Saturday, March 7, 2015

March 7 - Long Distance Chess Games

Saturday, March 7

Clayton was able to get a call out to family today, just before his wife came to visit him with a friend.  He had received mail the night before including a letter from his mother, and one from his wife that included photos of Clayton with family and friends.  She had also included an order form for envelopes from the USPS, hoping that Clayton might be able to order himself postage-printed envelopes to use instead of being limited to the 20 stamps per week available through commissary.*

Clayton explained that he had already calculated out his commissary order for the next day in advance, and hoped to order file folders from the list to organize his paperwork and incoming mail.  His friends discussed what kind of mail he would like to receive from them, and some of the plans they had to send him information on movies that would be coming out soon - in a way he could experience.


Clayton was very excited to explain that he had an epiphany earlier in the day of something he could do with friends and family long distance.  He wanted to play chess!  Clayton had been in the chess club as a young student, and had frequently played with his father.

“There came a day when he stopped winning,” Clayton said with a smile, "but it has been a long time and I'm pretty rusty."

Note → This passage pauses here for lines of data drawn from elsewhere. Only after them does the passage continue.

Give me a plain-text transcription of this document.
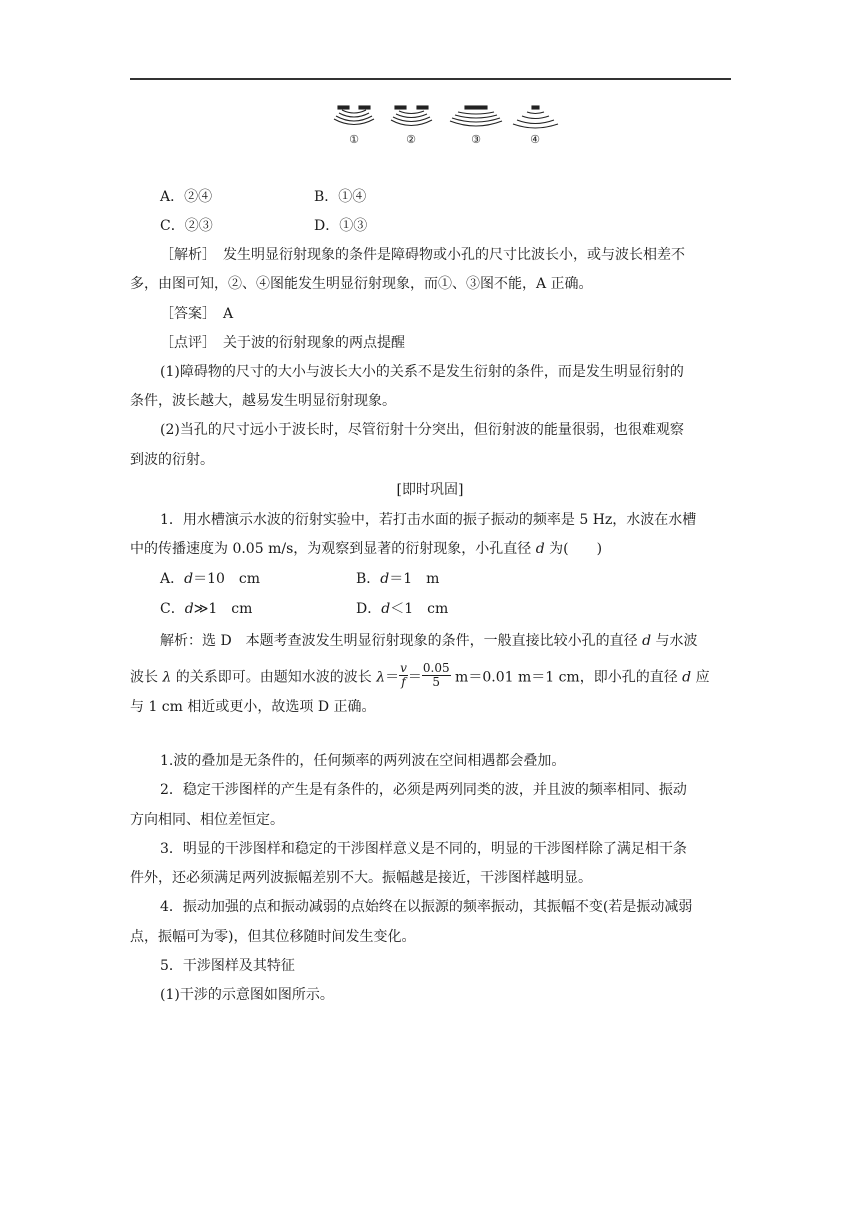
①	②	③	④
A．②④	B．①④
C．②③	D．①③
［解析］　发生明显衍射现象的条件是障碍物或小孔的尺寸比波长小，或与波长相差不
多，由图可知，②、④图能发生明显衍射现象，而①、③图不能，A 正确。
［答案］　A
［点评］　关于波的衍射现象的两点提醒
(1)障碍物的尺寸的大小与波长大小的关系不是发生衍射的条件，而是发生明显衍射的
条件，波长越大，越易发生明显衍射现象。
(2)当孔的尺寸远小于波长时，尽管衍射十分突出，但衍射波的能量很弱，也很难观察
到波的衍射。
[即时巩固]
1．用水槽演示水波的衍射实验中，若打击水面的振子振动的频率是 5 Hz，水波在水槽
中的传播速度为 0.05 m/s，为观察到显著的衍射现象，小孔直径 d 为(　　)
A．d＝10　cm	B．d＝1　m
C．d≫1　cm	D．d＜1　cm
解析：选 D　本题考查波发生明显衍射现象的条件，一般直接比较小孔的直径 d 与水波
波长 λ 的关系即可。由题知水波的波长 $\lambda= \frac{v}{f} = \frac{0.05}{5} m=0.01$ m＝1 cm，即小孔的直径 d 应
与 1 cm 相近或更小，故选项 D 正确。
1.波的叠加是无条件的，任何频率的两列波在空间相遇都会叠加。
2．稳定干涉图样的产生是有条件的，必须是两列同类的波，并且波的频率相同、振动
方向相同、相位差恒定。
3．明显的干涉图样和稳定的干涉图样意义是不同的，明显的干涉图样除了满足相干条
件外，还必须满足两列波振幅差别不大。振幅越是接近，干涉图样越明显。
4．振动加强的点和振动减弱的点始终在以振源的频率振动，其振幅不变(若是振动减弱
点，振幅可为零)，但其位移随时间发生变化。
5．干涉图样及其特征
(1)干涉的示意图如图所示。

He encouraged anyone who wanted to play a chess game with him to set up a chess board at home, and send him their movements by mail.  He planned to track it on a piece of paper, and then respond with moves of his own.  His wife said she would find an example of the board with the numbered squares, and an example with the pieces laid out so he could be refreshed on how to start; and keep the movements clear in each game.

An Otherwise Calm Day

Clayton said that the day had otherwise been uneventful.  He didn't know much more about his cell mate than he had the day before, but they had no problems.  Clayton commented that the prison slang for a cell mate was a "Celly," but he refused to use the term.

"The guards and inmates look at me funny when I call the person my roommate," Clayton explained, "but I don't want to use the term celly.  I refuse to be depressed about anything.  I've decided to look at this like an extended stay at a hotel.  I get room service.  I get to eat breakfast in bed, and I get to read all day."

Clayton wouldn't receive commissary for a while, so he wouldn't have access to stationary, but he was eager to get mailing addresses for friends and family so he could begin writing right away when it finally did come.  He was really grateful for the magazines he had been sent by friends, and the recent opportunity to read a copy of the ADN from another inmate, which had been passed to him by a guard.   He still wasn't sure how to disburse property out to his wife, and this would be needed eventually as magazines and books piled up, so he had submitted a cop-out form requesting information on how to do so. Otherwise, Clayton looked forward to seeing his family the next day.

AUTHORS NOTE: *Much later Clayton learned the envelopes are not an option. 

1 comment:

  1. Clayton is making me laugh with his persistent image of being at an unexpected Hotel visit. Go Clay! We Love you!